E’ la prima volta che l’accusa di caporalato non riguarda l’agricoltura, ma il cuore delle città moderne, un segnale chiaro: il caporalato può essere anche digitale.
Le indagini dei carabinieri hanno evidenziato un quadro preoccupante:
– paghe da fame: compensi fino al 77% sotto la soglia di povertà e oltre l’80% in meno rispetto ai contratti collettivi.
– turni estenuanti: ore di lavoro consecutive senza reali pause.
– finto lavoro autonomo: orari, zone e prestazioni controllate come in un lavoro subordinato, ma senza diritti.
– Nessuna tutela: niente ferie, malattia, contributi o assicurazione.
– Costi a carico dei rider: bici, scooter, carburante e manutenzione pagati dai lavoratori.
– Sfruttamento dello stato di bisogno: molti rider sono migranti in condizioni di fragilità economica.
Stiamo parlando di persone che lavorano tutto il giorno per portare a casa stipendi che non bastano nemmeno per sopravvivere.
L’attività di Glovo non verrà sospesa, ma sarà affiancata da un amministratore giudiziario incaricato di vigilare sul rispetto delle norme e sulla regolarizzazione dei rapporti di lavoro. Insomma, i rider continueranno a consegnare le nostre pizze e i nostri sushi, ma sotto l’occhio vigile della magistratura.
L’inchiesta su Glovo non è solo un caso giudiziario, ma uno specchio del modello di lavoro della gig economy. Migliaia di rider vengono definiti “autonomi”, ma nella realtà lavorano senza libertà, senza tutele e senza un vero potere di scelta.

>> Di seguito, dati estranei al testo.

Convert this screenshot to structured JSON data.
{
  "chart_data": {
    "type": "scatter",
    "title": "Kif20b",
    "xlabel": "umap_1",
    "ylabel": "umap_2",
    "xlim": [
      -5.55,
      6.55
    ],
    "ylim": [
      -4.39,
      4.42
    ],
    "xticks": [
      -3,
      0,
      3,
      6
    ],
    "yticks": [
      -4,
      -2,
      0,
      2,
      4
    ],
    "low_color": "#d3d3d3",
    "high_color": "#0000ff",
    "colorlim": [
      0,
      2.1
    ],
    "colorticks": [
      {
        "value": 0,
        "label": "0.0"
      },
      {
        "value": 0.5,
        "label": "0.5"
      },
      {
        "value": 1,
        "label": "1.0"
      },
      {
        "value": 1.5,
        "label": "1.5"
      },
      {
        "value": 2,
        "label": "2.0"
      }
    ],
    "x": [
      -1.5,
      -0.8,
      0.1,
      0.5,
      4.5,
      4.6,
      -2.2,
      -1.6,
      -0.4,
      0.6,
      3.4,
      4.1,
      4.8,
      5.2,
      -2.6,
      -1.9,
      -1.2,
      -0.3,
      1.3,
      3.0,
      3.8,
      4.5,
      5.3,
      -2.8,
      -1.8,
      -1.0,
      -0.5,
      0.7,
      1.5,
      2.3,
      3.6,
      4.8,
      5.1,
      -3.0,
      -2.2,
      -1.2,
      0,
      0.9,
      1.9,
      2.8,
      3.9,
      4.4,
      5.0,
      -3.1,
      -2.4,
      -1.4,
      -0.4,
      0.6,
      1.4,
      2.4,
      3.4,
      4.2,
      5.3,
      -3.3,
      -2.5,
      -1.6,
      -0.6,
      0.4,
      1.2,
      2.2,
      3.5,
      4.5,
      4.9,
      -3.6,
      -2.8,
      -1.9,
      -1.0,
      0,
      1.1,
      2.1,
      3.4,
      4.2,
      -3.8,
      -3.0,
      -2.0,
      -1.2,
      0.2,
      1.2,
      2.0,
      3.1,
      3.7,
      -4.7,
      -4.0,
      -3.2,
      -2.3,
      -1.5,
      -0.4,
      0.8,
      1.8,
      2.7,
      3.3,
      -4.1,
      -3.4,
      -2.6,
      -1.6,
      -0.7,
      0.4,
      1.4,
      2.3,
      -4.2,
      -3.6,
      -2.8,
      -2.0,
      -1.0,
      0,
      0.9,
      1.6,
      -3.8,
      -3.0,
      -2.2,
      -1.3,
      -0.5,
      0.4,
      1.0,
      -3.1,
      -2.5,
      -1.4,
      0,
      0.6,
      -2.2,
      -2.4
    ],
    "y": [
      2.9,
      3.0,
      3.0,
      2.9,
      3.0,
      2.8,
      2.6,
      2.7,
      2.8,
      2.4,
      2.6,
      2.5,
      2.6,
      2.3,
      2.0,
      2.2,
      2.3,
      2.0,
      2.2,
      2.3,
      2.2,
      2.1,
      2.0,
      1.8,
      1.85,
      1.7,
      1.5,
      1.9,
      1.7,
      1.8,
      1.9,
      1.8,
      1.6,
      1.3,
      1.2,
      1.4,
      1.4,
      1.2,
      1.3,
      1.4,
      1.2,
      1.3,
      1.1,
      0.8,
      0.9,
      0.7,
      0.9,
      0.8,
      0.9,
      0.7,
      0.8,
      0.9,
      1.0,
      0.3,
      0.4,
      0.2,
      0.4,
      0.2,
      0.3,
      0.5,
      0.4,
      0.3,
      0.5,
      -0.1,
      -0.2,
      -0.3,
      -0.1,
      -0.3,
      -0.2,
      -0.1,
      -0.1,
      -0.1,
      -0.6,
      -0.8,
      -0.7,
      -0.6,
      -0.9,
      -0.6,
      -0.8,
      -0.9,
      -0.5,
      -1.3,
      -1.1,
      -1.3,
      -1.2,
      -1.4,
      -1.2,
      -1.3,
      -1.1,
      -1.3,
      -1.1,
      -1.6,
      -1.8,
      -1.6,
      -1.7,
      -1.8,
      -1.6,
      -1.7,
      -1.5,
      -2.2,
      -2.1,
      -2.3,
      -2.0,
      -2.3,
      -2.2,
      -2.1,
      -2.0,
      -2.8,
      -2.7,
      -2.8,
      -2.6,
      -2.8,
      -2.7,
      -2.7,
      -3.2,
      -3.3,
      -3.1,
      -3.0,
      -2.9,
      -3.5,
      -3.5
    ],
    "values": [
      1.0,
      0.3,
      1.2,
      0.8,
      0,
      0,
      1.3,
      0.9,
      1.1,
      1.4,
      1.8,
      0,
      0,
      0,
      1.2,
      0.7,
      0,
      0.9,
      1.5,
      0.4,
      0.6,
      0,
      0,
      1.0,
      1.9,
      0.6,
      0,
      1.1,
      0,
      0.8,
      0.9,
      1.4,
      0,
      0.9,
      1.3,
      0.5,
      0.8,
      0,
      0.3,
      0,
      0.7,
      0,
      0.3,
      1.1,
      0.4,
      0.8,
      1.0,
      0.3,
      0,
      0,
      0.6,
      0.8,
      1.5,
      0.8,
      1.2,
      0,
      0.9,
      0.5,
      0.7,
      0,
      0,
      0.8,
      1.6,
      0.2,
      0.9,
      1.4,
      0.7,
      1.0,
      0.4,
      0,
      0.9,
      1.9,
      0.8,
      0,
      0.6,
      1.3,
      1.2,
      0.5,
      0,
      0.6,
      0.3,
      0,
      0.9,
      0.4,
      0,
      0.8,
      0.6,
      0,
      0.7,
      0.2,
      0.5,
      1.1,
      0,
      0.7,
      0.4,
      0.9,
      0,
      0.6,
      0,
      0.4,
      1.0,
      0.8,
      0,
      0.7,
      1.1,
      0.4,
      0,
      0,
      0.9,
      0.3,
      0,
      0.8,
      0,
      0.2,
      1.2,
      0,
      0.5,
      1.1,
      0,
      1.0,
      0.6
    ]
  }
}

Non si tratta di un’eccezione, ma di un sistema costruito per ridurre i costi scaricando i rischi sui lavoratori. Dietro ogni consegna c’è una persona che lavora in condizioni spesso precarie, esposta agli incidenti, al maltempo e a compensi che non garantiscono una vita dignitosa. Questa inchiesta potrebbe segnare un punto di svolta: o il settore cambia davvero, oppure continuerà a crescere sulla fragilità di chi lavora.
E a quel punto la domanda non è solo giuridica o economica, ma etica:
siamo disposti ad accettare questo prezzo per la nostra comodità?